Using the adjugate matrix and $\det(AB)=\det(A)\det(B)$, we can show that a matrix $A$ over a commutative ring $R$ is invertible iff $\det(A)\in R^{\times}$.
Yes. First we analyze a bit. If $Ax=\alpha x$, then $(A-\alpha I)\alpha=0$, hence $A-\alpha I$ is not invertible, equivalently $\det(A-\alpha I)$ is not invertible. When $R$ is not a field, this is not the same as to say $\det(A-\alpha I)=0$. In fact, we can find the almost trivial example $R=\mathbb Z/6\mathbb Z, n=1, A=2, x=3, \alpha=0$.
Yes. $\det(\alpha I - A)=0$ and $\det(\alpha I - B)=0$ imply $\det(\alpha\beta I - A\otimes B)=0$ is true for any field, and hence is true in the fraction field of $\mathbb Z[\{x_i\}_{i\in I}]$, hence hold in the ring itself and further in any of its quotient ring, which would be all rings.

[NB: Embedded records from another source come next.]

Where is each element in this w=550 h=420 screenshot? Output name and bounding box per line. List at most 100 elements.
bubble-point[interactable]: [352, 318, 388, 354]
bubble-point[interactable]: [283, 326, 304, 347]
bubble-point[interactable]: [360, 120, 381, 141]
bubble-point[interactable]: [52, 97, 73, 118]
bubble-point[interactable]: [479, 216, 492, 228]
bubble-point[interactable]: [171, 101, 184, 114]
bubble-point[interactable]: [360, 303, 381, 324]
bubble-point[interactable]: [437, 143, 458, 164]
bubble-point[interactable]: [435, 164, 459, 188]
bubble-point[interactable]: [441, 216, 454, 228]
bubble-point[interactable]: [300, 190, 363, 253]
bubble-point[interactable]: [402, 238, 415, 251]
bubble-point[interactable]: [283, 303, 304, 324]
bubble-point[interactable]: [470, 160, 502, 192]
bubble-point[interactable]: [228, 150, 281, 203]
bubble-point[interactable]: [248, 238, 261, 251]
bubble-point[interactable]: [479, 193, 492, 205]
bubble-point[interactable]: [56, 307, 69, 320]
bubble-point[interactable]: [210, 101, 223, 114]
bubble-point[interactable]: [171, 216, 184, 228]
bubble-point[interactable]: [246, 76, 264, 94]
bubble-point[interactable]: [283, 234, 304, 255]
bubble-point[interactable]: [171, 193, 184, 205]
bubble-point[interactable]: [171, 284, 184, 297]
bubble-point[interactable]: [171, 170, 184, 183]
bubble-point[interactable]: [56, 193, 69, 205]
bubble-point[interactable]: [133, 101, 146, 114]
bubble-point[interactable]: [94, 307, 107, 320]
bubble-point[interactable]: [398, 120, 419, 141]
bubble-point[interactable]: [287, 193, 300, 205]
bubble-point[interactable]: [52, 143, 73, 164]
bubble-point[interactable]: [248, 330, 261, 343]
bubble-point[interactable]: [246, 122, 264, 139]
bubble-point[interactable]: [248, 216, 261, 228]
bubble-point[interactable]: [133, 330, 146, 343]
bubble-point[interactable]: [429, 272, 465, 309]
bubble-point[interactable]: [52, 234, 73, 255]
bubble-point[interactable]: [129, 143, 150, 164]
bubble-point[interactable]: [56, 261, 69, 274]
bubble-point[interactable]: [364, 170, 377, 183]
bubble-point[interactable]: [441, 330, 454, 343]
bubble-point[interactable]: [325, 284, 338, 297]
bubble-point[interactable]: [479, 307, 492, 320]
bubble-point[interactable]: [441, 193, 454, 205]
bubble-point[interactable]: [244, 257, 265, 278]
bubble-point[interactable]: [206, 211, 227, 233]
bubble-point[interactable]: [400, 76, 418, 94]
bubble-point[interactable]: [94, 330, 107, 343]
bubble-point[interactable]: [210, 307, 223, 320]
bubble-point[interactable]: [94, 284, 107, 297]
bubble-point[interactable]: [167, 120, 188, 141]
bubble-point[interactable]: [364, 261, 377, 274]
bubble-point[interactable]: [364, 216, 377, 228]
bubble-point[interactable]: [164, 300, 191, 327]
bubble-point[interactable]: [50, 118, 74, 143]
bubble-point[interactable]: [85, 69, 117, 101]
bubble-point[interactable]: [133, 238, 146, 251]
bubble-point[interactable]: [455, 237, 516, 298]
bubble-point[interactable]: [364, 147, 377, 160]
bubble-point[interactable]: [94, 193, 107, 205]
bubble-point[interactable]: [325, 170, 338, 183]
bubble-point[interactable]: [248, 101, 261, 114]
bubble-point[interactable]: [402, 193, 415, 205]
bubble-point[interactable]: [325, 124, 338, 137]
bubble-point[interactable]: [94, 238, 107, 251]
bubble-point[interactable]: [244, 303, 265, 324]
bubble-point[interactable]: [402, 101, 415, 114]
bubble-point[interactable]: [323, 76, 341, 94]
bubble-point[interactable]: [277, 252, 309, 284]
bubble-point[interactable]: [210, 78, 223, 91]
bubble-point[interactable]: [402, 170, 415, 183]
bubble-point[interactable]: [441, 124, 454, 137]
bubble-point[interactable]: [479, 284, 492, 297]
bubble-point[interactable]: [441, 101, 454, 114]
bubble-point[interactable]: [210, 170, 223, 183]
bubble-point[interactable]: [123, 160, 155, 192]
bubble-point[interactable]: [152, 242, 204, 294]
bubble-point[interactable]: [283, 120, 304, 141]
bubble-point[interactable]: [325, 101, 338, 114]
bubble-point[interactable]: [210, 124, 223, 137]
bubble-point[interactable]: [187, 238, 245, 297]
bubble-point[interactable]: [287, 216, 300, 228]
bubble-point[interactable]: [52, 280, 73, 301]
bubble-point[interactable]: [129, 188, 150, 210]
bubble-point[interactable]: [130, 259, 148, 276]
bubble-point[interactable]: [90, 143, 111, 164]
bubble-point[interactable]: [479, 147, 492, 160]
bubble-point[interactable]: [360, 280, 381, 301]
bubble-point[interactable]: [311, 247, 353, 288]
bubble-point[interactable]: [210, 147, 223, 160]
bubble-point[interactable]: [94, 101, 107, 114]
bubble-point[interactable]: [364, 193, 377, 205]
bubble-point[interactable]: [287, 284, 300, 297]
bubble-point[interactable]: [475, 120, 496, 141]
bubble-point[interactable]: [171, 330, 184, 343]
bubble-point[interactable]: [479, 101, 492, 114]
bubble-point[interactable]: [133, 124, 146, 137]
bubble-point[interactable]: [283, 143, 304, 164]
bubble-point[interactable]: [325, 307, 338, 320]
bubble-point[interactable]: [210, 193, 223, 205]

To elaborate the last point a bit more. Consider the elements $p_1=\det(\alpha I - A), p_2=\det(\beta I - B), q=\det(\alpha\beta I - A\otimes B)$ as polynomials (over $\mathbb Z$) where all of $\alpha, \beta$ and entries of $A, B$ are just variables. Then we know that as polynomials over $\mathbb C$, $p_1=0$ and $p_2=0$ imply $q=0$ when all entries are replace by complex numbers. Therefore, by Hilbert's Nullstellensatz, $q^n=p_1'p_1+p_2'p_2$ over $\mathbb C$. And we may assume $p_1', p_2'\in \mathbb Z[\alpha, \beta, A_{ij}, B_{ij}]$. If we know $p_1, p_2$ generate a prime ideal, then we may assume $n=1$. That is $p_1=0$ and $p_2=0$ imply $q=0$ in the universal ring $\mathbb Z[\alpha, \beta, A_{ij}, B_{ij}]$, hence it must hold in any commutative ring $R$. Adapt this argument, we can show that $p_1, p_2$ are irreducible, and since they don't share any common variables, we know the ideal genrated by them is prime.